• Tokyo

    Jun 9–14 in Japan ⋅ ☁️ 24 °C

    Konichiwa! We caught an early flight out of Hanoi on Monday, zooming straight to Japan for the next leg of our trip. If we manage everything carefully, we're hoping to make that the last flight of the year 😳 more on that plan in the next few months...

    Anyway: Tokyo! 🗼 We're in a sensible, developed country where everything runs on time, you can pay on card, the streets are clean and the people are reserved and polite. What a shift from Southeast Asia. The most important difference is the temperate weather—we can wear trousers and walk around the city without sweating buckets. We never thought we'd be so happy in a fine drizzle, but it's a huge relief.

    Dan has been to Japan before and speaks some Japanese, so is in charge of organising our itinerary here. We had four full days to see the main sights in Tokyo, and crammed quite a lot in, which would take too long to detail here but we are happy to talk about with anyone who's interested. Now, onto the fun stories:

    📵 Dan got off to a good start with his Japanese by mishearing a waitress offering us wasabi, and thought she was asking for his WhatsApp.

    🤡 Chelsea discovers that everyone in Japan is attired in fashionable greyscale. She is extremely out of place walking through the business district in bright yellow trousers like a children's TV presenter.

    🗑️ Dan gets his fortune told ('excellent good luck') at the museum, and then proceeds to miss every single basketball shot at an interactive art exhibit. Maybe not so lucky after all...

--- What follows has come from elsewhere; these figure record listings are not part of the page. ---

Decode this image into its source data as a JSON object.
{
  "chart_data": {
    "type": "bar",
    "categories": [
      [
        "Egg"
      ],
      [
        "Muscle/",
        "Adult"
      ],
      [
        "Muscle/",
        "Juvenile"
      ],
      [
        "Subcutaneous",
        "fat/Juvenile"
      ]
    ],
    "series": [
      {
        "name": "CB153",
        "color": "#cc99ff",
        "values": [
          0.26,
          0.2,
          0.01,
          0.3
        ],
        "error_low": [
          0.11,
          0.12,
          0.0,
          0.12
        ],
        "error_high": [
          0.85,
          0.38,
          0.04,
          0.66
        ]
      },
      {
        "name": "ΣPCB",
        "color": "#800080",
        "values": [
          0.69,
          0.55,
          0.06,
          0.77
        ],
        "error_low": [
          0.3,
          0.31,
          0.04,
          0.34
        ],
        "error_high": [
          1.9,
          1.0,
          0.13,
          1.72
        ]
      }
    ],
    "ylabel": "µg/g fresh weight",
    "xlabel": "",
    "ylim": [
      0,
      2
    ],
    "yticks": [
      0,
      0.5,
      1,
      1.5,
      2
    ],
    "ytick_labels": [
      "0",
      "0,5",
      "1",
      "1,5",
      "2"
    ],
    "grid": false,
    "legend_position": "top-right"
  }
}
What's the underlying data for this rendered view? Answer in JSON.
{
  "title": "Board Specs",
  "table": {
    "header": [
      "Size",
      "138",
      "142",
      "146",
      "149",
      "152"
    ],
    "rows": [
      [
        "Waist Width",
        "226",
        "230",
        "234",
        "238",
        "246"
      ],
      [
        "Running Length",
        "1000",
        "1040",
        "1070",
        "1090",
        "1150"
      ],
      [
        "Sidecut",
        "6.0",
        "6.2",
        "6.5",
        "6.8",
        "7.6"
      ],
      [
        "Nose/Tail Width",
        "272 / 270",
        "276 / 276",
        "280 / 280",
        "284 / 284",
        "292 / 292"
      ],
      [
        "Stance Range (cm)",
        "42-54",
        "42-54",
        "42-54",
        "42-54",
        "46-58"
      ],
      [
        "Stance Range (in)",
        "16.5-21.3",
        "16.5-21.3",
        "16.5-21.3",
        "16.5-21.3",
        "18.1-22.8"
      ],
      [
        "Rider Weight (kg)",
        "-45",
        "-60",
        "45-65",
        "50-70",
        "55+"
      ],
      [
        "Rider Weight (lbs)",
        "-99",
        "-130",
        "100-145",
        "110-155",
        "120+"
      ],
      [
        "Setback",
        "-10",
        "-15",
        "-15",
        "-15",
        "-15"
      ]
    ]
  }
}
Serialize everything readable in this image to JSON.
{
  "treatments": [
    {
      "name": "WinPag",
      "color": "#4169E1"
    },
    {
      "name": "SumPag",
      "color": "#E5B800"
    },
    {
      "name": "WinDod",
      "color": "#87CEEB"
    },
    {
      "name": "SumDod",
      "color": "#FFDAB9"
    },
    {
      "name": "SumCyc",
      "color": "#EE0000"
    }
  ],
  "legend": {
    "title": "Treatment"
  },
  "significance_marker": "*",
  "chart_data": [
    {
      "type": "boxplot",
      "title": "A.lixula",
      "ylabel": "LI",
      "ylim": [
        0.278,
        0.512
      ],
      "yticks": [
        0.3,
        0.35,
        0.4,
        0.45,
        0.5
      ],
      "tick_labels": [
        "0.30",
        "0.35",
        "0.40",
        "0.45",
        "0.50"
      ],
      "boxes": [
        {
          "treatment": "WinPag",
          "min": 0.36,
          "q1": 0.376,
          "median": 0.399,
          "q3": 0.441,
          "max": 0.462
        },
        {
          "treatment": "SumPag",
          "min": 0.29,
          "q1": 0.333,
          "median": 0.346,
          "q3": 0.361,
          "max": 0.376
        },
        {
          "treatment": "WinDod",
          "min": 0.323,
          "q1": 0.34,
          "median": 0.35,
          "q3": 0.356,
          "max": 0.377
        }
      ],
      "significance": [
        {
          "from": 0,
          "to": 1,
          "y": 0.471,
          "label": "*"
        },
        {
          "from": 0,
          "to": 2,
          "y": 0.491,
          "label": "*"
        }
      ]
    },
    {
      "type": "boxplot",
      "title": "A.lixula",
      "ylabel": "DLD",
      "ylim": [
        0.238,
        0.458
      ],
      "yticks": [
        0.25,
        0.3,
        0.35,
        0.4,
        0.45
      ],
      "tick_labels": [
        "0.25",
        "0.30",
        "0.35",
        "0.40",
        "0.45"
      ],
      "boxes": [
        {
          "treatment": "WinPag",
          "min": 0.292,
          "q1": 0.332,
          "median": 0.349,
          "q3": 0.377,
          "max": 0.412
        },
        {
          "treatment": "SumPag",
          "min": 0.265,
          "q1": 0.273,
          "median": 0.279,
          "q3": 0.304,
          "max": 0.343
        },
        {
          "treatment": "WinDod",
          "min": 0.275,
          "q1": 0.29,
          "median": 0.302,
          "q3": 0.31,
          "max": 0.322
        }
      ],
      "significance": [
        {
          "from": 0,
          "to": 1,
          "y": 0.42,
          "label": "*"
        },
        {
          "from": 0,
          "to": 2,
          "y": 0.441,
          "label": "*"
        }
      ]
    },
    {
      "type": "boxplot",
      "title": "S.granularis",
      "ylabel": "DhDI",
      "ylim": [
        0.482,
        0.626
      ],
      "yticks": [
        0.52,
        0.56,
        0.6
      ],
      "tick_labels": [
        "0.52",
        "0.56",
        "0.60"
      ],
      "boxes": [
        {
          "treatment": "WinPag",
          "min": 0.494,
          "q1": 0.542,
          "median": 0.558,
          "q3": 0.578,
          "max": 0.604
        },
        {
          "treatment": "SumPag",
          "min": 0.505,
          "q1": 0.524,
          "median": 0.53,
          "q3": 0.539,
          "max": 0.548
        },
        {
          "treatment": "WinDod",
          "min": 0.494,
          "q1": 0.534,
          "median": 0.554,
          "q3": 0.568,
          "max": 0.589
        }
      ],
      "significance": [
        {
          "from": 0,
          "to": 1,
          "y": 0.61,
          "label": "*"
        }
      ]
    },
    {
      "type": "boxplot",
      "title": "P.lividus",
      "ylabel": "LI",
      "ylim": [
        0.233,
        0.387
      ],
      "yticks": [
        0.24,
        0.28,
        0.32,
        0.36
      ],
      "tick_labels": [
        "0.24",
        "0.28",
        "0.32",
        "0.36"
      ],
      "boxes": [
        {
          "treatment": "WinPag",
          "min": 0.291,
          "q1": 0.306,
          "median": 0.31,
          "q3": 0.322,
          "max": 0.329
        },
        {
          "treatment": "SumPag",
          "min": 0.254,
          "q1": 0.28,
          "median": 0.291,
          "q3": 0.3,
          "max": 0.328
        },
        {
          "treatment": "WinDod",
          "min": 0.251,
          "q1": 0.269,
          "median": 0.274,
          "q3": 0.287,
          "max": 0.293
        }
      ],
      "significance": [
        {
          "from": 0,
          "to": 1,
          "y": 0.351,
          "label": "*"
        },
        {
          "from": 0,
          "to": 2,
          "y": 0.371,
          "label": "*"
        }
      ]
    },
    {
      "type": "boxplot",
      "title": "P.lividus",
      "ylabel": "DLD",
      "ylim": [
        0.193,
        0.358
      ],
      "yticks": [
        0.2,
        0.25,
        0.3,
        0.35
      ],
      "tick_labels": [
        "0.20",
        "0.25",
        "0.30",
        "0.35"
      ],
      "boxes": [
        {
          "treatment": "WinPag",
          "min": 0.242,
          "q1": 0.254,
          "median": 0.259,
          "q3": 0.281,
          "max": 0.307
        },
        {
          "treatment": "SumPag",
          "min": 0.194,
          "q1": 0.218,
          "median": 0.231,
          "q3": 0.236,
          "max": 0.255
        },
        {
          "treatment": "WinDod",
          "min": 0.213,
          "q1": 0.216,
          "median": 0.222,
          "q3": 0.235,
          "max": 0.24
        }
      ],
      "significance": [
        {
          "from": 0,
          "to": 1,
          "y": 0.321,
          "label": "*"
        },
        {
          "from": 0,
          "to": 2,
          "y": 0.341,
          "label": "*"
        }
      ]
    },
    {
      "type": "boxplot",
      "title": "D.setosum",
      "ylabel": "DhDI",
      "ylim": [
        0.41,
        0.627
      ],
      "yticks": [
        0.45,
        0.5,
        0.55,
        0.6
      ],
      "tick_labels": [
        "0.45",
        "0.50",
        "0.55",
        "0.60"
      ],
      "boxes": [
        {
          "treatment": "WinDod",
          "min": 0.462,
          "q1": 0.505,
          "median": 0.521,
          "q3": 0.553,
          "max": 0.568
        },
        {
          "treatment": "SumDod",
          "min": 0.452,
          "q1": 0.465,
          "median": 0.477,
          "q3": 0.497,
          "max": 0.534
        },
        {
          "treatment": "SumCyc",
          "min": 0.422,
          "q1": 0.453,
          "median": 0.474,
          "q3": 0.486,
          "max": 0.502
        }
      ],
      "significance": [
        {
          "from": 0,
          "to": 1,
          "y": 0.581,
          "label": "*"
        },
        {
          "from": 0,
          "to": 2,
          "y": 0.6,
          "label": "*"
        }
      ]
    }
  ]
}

    🤮 We stayed in a 'capsule hotel' in upmarket Akasaka, which was surprisingly affordable. But we did come down one morning to find cold puke on the common room floor. Make of that what you will.

    🐼 One of the stalls in the Tsukiji fish market advertises its wares with a stuffed panda, polar bear, leopard and lynxes. Dan's ten years of marketing experience still cannot compute this strategy. Not where we thought we would see our first panda in Asia to be honest.

    🚽 High tech toilets with heated seats that automatically come up and go down when they sense you entering the stall. Also, music played while enthroned, for privacy. Not to mention the bum jets. If you know, you know.

    ⚛️ An exhibit at the Museum of Emerging Technology and Innovation which lets you learn about quantum computing through DJing. We still don't understand quantum computing, and we learned that we don't understand DJing either.

    🏉 Getting stuck into the ubiquitous high balls and sake with salarymen in a rugby-themed bar in Golden Gai. After two hours Dan told them his name, only to find out that the owner's name was also Dan-san, and the izakaya’s name was eponymous too. They complimented his 'very natural' Japanese, but we think maybe this was just politeness.

    As well as our rugby friends, we also met a few others in Tokyo. We reconnected with Tatsuya, a very nice Japanese man who we met briefly in Cambodia. We talked to two Yorkshiremen in a tiny izakaya who were debating whether to order pork womb or intestines (womb won). We had a long, 2am chat with two Welshmen, the first of whom was in Japan to rescue the second, who has basically ruined his own life through a series of questionable marriages but was quite upbeat about it. And we sat in an izakaya with two middle-aged Japanese 'rockstars' (so they claimed), whose only English was to shout "be careful!" whenever anyone went to the bathroom—somehow not as sinister as you might expect.

    Most importantly we had two evenings with Chelsea's cousin Kevin, who has been living in Tokyo for nine years (and kindly provided an address for our train passes to be delivered). He is just finishing his current job, so we managed to invite ourselves to his leaving party, an unexpected opportunity to drink full pints of Aspalls cider in the Hobgoblin 'English pub' in central Tokyo. Drinks were on Kevin's company account, which was very handy given the cost of Japan in general!

    Despite being warned that Tokyo is overrun with tourists, we found it surprisingly quiet and manageable, especially compared to Thailand, Vietnam, etc. Perhaps being here in the low season helps. It’s a culture shock in the best possible way, and so far, Japan is even more impressive than expected!